Часто встречаясь на подмосковном полигоне с известными конструкторами-депутатами, я не видел, чтобы они как-то подчеркивали свою исключительность, свою «депутатскую значимость». Не замечал и того, чтобы они когда-либо пользовались особыми депутатскими привилегиями, которые им, наверняка, полагались. Помимо своей основной конструкторской деятельности эти люди исполняли многочисленные депутатские обязанности. Они и в этом были примером, достойным подражания…
Расскажу о том, чему сам был свидетелем.
Так случилось, что за первые два-три года работы на подмосковном полигоне я подружился с создателем легендарного пистолета-пулемета военных лет ППШ Г. С. Шпагиным. Несмотря на его всеобщую известность и на тот факт, что он на 22 года меня старше, в общении со мной Георгий Семенович был простым и искренним. Характер наших отношений совершенно не изменился и тогда, когда в 1946 году его избрали депутатом Верховного Совета СССР.

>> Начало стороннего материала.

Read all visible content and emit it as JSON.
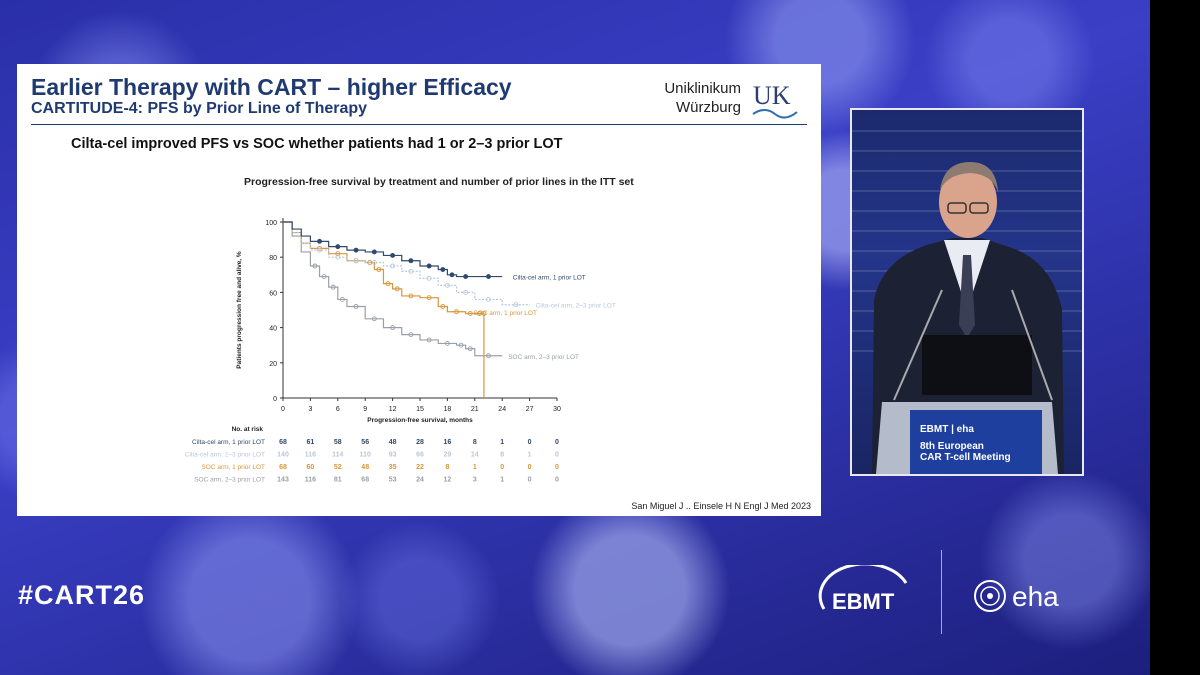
{
  "slide": {
    "title": "Earlier Therapy with CART – higher Efficacy",
    "subtitle": "CARTITUDE-4: PFS by Prior Line of Therapy",
    "logo_line1": "Uniklinikum",
    "logo_line2": "Würzburg",
    "logo_mark": "UK",
    "headline": "Cilta-cel improved PFS vs SOC whether patients had 1 or 2–3 prior LOT",
    "citation": "San Miguel J .. Einsele H N Engl J Med 2023"
  },
  "colors": {
    "cilta_1": "#2f4a6e",
    "cilta_23": "#b8c8de",
    "soc_1": "#d9963a",
    "soc_23": "#9aa0a8",
    "slide_title": "#1f3a72"
  },
  "chart_data": {
    "type": "line",
    "title": "Progression-free survival by treatment and number of prior lines in the ITT set",
    "xlabel": "Progression-free survival, months",
    "ylabel": "Patients progression free and alive, %",
    "xlim": [
      0,
      30
    ],
    "ylim": [
      0,
      100
    ],
    "xticks": [
      0,
      3,
      6,
      9,
      12,
      15,
      18,
      21,
      24,
      27,
      30
    ],
    "yticks": [
      0,
      20,
      40,
      60,
      80,
      100
    ],
    "series": [
      {
        "name": "Cilta-cel arm, 1 prior LOT",
        "color_key": "cilta_1",
        "x": [
          0,
          1,
          2,
          3,
          5,
          7,
          9,
          11,
          13,
          15,
          17,
          18,
          19,
          21,
          24
        ],
        "y": [
          100,
          96,
          92,
          89,
          86,
          84,
          83,
          81,
          78,
          75,
          73,
          70,
          69,
          69,
          69
        ]
      },
      {
        "name": "Cilta-cel arm, 2–3 prior LOT",
        "color_key": "cilta_23",
        "x": [
          0,
          1,
          2,
          3,
          5,
          7,
          9,
          11,
          13,
          15,
          17,
          19,
          21,
          24,
          27
        ],
        "y": [
          100,
          94,
          88,
          84,
          80,
          78,
          77,
          75,
          72,
          68,
          64,
          60,
          56,
          53,
          53
        ]
      },
      {
        "name": "SOC arm, 1 prior LOT",
        "color_key": "soc_1",
        "x": [
          0,
          1,
          2,
          3,
          5,
          7,
          9,
          10,
          11,
          12,
          13,
          15,
          17,
          18,
          20,
          21,
          22,
          22
        ],
        "y": [
          100,
          94,
          88,
          85,
          82,
          78,
          77,
          73,
          65,
          62,
          58,
          57,
          52,
          49,
          48,
          48,
          48,
          0
        ]
      },
      {
        "name": "SOC arm, 2–3 prior LOT",
        "color_key": "soc_23",
        "x": [
          0,
          1,
          2,
          3,
          4,
          5,
          6,
          7,
          9,
          11,
          13,
          15,
          17,
          19,
          20,
          21,
          24
        ],
        "y": [
          100,
          92,
          83,
          75,
          69,
          63,
          56,
          52,
          45,
          40,
          36,
          33,
          31,
          30,
          28,
          24,
          24
        ]
      }
    ],
    "risk_table": {
      "header": "No. at risk",
      "rows": [
        {
          "label": "Cilta-cel arm, 1 prior LOT",
          "color_key": "cilta_1",
          "values": [
            "68",
            "61",
            "58",
            "56",
            "48",
            "28",
            "16",
            "8",
            "1",
            "0",
            "0"
          ]
        },
        {
          "label": "Cilta-cel arm, 2–3 prior LOT",
          "color_key": "cilta_23",
          "values": [
            "140",
            "116",
            "114",
            "110",
            "93",
            "66",
            "29",
            "14",
            "8",
            "1",
            "0"
          ]
        },
        {
          "label": "SOC arm, 1 prior LOT",
          "color_key": "soc_1",
          "values": [
            "68",
            "60",
            "52",
            "48",
            "35",
            "22",
            "8",
            "1",
            "0",
            "0",
            "0"
          ]
        },
        {
          "label": "SOC arm, 2–3 prior LOT",
          "color_key": "soc_23",
          "values": [
            "143",
            "116",
            "81",
            "68",
            "53",
            "24",
            "12",
            "3",
            "1",
            "0",
            "0"
          ]
        }
      ]
    }
  },
  "speaker_panel": {
    "badge_line1": "EBMT | eha",
    "badge_line2": "8th European",
    "badge_line3": "CAR T-cell Meeting"
  },
  "footer": {
    "hashtag": "#CART26",
    "ebmt": "EBMT",
    "eha": "eha"
  }
}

Конструктор Шпагин в то время жил и работал в городе Вятские Поляны. Название говорит само за себя: небольшой уютный город расположен на красивой реке Вятка. От Ижевска до Вятских Полян всего 200 километров в сторону Москвы. Возвращаясь после полигонных испытаний или совещаний из Москвы домой, мы с Георгием Семеновичем иногда оказывались в одном поезде. Бывало, что вместе добирались от подмосковного полигона до Москвы. Конечно, эти случайные совместные поездки были событием неординарным для меня.
Помню, как-то в 1948 году мы вместе ехали поездом от станции Голутвин до Москвы. Взяли билеты, вошли в свой вагон, а там – «яблоку негде упасть»: все места заняты, вагон переполнен. В вагоне почему-то в основном ехали военные, преимущественно молодые солдаты. Теснота была такая, что присесть негде.
Шпагин медленно пошел по вагону, поглядывая, где бы нам разместиться. Выглядел он весьма солидно и одет был, как всегда, в полувоенную форму. Хотя прославленному конструктору было уже за пятьдесят, походка его оставалась твердой, широкие плечи расправлены. Если что и говорило о возрасте, так это редкие волосы да глубокие залысины.